ABOUT TWO FEET IN FRONT OF MY EYES LIES ADAM, COMPLETELY naked. The Biblical Adam, I mean. The serpent coiled around the nearby tree tells me that much. This picture has been painted skillfully—incredibly so, with color both vivid and expertly shaded, vital composition that draws my eye to Adam’s outstretched hand reaching up toward God, and enough subtlety that the expression in Adam’s eyes carries as much emotion as any human’s could. He’s thinking: I’m scared, but I want this.
If I were looking at this in a gallery, I’d assume it had been painted in one of the workshops of the Old Masters at the height of the Renaissance.
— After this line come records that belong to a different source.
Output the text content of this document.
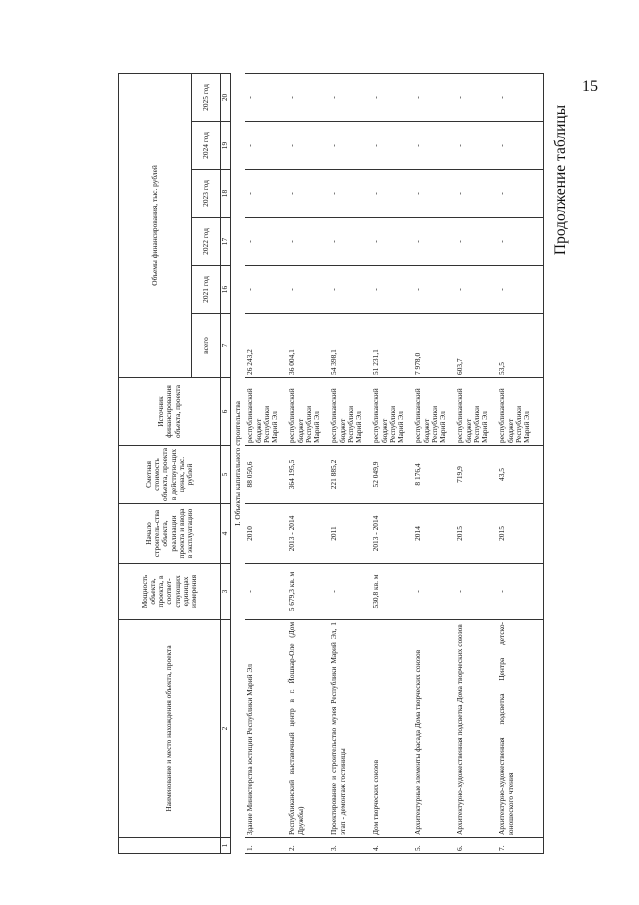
15
Продолжение таблицы
	Наименование и место нахождения объекта, проекта	Мощность объекта, проекта, в соответ-ствующих единицах измерения	Начало строитель-ства объекта, реализации проекта и ввода в эксплуатацию	Сметная стоимость объекта, проекта в действую-щих ценах, тыс. рублей	Источник финансирования объекта, проекта	Объемы финансирования, тыс. рублей					
						всего	2021 год	2022 год	2023 год	2024 год	2025 год
1	2	3	4	5	6	7	16	17	18	19	20
I. Объекты капитального строительства											
1.	Здание Министерства юстиции Республики Марий Эл	-	2010	88 050,6	республиканский бюджет Республики Марий Эл	26 243,2	-	-	-	-	-
2.	Республиканский выставочный центр в г. Йошкар-Оле (Дом Дружбы)	5 679,3 кв. м	2013 - 2014	364 195,5	республиканский бюджет Республики Марий Эл	36 004,1	-	-	-	-	-
3.	Проектирование и строительство музея Республики Марий Эл, 1 этап - демонтаж гостиницы	-	2011	221 885,2	республиканский бюджет Республики Марий Эл	54 398,1	-	-	-	-	-
4.	Дом творческих союзов	530,8 кв. м	2013 - 2014	52 049,9	республиканский бюджет Республики Марий Эл	51 231,1	-	-	-	-	-
5.	Архитектурные элементы фасада Дома творческих союзов	-	2014	8 176,4	республиканский бюджет Республики Марий Эл	7 978,0	-	-	-	-	-
6.	Архитектурно-художественная подсветка Дома творческих союзов	-	2015	719,9	республиканский бюджет Республики Марий Эл	603,7	-	-	-	-	-
7.	Архитектурно-художественная подсветка Центра детско-юношеского чтения	-	2015	43,5	республиканский бюджет Республики Марий Эл	53,5	-	-	-	-	-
Just two problems with that scenario—first, this work is so new I can still smell the fresh paint.
Second, not only am I not in a gallery, but I seem to be lying on wooden scaffolding. While I’m flat on my back, the painting looms above me, so broad I can’t see the edges.
What’s the mortal danger here? I can’t see anything. Is the scaffolding rickety, about to collapse? Feels steady enough to me. The air doesn’t smell of smoke. My body feels absolutely fine, not injured or punctured in any way.
Carefully I roll over, taking note of the clothing I wear—rough-woven cloth dyed the color of rust, bad shoes, some kind of scarf tied over my hair—
—and look down to see that I’m roughly forty feet above the marble floor.
Once I was nervous about heights, but after dangling from a helicopter and being in Earth orbit, a mere forty feet feels like a relief. Was Wicked hoping I’d roll over too quickly and plunge to my death? She can do better than that . . .
“Do you not see the heresy?” calls a proud, authoritative voice. Her words echo in this space, which must be large, even if I can only get glimpses of it around the scaffolding. “How can you excuse your mistress now?”
I shift farther along the platform until I can see who is speaking to me from below. A small group gathers down there beside enormous columns holding up a vast arch. Most of the people wear long dresses or robes obviously more luxurious than my own. Their garments are bright with the shine of silk or the sheen of velvet. A few wear the deep red cassock and cap I know belong to cardinals of the Roman Catholic Church. There’s no doubt who the speaker is, though—that has to be the woman wearing a tall, peaked hat and white robes richly embroidered with golden thread that glints in the light.